Droits de l’homme

Entretien de Sidiki Kaba, Président de la FIDH

par RFI (France) , le 3 janvier 2003, publié sur ufctogo.com

Sidiki Kaba, Président de la FIDH ( fédération internationale des ligues des droits de l’homme ) était l’invité du journal-Afrique de RFI ( Radio France Internationale ), le vendredi 3 janvier 2003. le thème de son entretien avec Christophe Boisbouvier était le rapport des hommes d’Etat africains avec la loi fondamentale de leur pays.
Il a dénoncé sans ambages, la nature violente et la stratégie du coup d’Etat permanent de Gnassingbé Eyadéma pour se maintenir au pouvoir...

 

Christophe Boisbouvier : Au terme d’une modification constitutionnelle adoptée pendant cette fête de fin d’année au Togo, Gnassingbé Eyadéma peut se représenter, tandis que Gilchrist Olympio ne le peut plus, qu’est-ce que vous en pensez ?

Sidiki Kaba : Cette modification de l’article 59 de la Constitution instaure la présidence à vie à celui qui porte déjà le titre peu glorieux de doyen des chefs d’Etats qui au pouvoir depuis plus de 35 ans ; il faut dire que c’est un coup de poignard porté contre la démocratie africaine. Malheureusement cela illustre le coup d’Etat permanent dans ce pays depuis l’assassinat du premier Président Sylvanus Olympio en 1963, qui a ouvert la voie au pouvoir militaire kaki pendant près de 20 ans...

Christophe Boisbouvier : Alors, ce n’est pas le seul pays où l’on taille une Constitution sur mesure pour un Président qui veut rester au pouvoir. Ces deux dernières années, les régimes de Tunisie et de Guinée ont fait la même chose pour Zine El Abidine Ben Ali et Lansana Conté...

Sidiki Kaba : Oui, Sassou Nguesso au Congo a fait la même chose ; il faut rappeler aux adeptes d’une telle modification de la Constitution que ceux qui s’y sont essayés, je pense à Mobutu qui s’était proclamé maréchal-président-à-vie, Bokassa, même Bourguiba, qu’ils ont tous fini par un renversement à la suite d’une insurrection populaire.

Christophe Boisbouvier : Quel est le point commun entre ces chefs d’Etats ?

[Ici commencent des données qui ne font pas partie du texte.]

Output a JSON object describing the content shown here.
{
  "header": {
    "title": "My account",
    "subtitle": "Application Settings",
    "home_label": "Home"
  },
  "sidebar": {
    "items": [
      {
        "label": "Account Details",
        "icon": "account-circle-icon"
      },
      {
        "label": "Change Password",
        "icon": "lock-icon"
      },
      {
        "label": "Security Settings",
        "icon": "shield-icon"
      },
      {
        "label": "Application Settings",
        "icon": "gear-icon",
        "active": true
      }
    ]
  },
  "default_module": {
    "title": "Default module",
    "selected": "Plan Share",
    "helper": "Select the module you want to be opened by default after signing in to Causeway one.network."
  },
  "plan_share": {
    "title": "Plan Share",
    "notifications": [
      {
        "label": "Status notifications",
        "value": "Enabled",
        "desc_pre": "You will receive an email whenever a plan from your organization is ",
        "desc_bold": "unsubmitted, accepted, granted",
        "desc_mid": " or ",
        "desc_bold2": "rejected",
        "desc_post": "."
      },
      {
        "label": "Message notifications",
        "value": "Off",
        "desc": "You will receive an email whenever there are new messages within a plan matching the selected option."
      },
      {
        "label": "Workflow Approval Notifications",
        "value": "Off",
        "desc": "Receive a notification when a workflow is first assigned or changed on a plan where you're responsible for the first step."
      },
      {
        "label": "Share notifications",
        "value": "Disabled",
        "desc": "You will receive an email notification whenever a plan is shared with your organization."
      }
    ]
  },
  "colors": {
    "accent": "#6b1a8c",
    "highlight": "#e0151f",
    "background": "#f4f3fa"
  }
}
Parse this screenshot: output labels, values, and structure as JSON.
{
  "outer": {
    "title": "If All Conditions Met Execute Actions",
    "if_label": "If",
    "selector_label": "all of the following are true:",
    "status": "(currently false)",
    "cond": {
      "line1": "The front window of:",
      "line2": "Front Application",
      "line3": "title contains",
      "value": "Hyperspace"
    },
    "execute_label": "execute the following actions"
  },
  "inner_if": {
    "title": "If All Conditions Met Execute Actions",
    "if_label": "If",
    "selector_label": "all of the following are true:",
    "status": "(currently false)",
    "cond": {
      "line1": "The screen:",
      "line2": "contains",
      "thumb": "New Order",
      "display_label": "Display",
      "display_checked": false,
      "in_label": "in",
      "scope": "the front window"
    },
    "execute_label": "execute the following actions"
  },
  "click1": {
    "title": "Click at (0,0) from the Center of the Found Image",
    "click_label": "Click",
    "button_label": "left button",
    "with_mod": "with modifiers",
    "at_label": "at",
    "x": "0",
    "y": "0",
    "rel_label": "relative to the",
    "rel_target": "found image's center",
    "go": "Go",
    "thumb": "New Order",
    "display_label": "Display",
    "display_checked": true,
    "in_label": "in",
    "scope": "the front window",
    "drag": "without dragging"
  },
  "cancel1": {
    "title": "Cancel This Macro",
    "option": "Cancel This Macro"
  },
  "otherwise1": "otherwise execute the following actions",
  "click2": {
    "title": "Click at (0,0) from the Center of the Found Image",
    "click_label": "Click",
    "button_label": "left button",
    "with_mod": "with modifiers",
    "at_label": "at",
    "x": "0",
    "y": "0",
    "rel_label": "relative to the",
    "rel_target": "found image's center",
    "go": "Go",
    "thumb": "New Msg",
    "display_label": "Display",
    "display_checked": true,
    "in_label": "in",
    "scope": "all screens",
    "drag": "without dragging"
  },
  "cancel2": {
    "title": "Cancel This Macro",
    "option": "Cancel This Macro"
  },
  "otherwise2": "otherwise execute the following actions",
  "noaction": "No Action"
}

Sidiki Kaba : Le point commun, c’est qu’ils sont tous des putschistes ! Ben Ali a fait un putsch pour accéder au pouvoir, Bokassa est un putschiste aussi à la saint-Sylvestre, Mobutu était un putschiste, Et Eyadéma c’est pareil ! Tous ont eu à prendre le pouvoir par la violence, c’est le cas de Denis Sassou Nguesso aussi ; ils ont utilisé tous les moyens pour que leur pouvoir soit un pouvoir sans fin, sans partage !

Christophe Boisbouvier : Il y a quand même des contre-exemples, le Kenya où Daniel Arap Moï n’a pas fait modifié la Constitution pour s’accrocher au pouvoir.

Sidiki Kaba : Et ce qui est un espoir. Il faut dire que cela s’inscrit dans une dynamique démocratique universelle. Ce qui s’est passé au Kenya révèle que la sagesse peut l’emporter quelque fois, c’est un excellent signe !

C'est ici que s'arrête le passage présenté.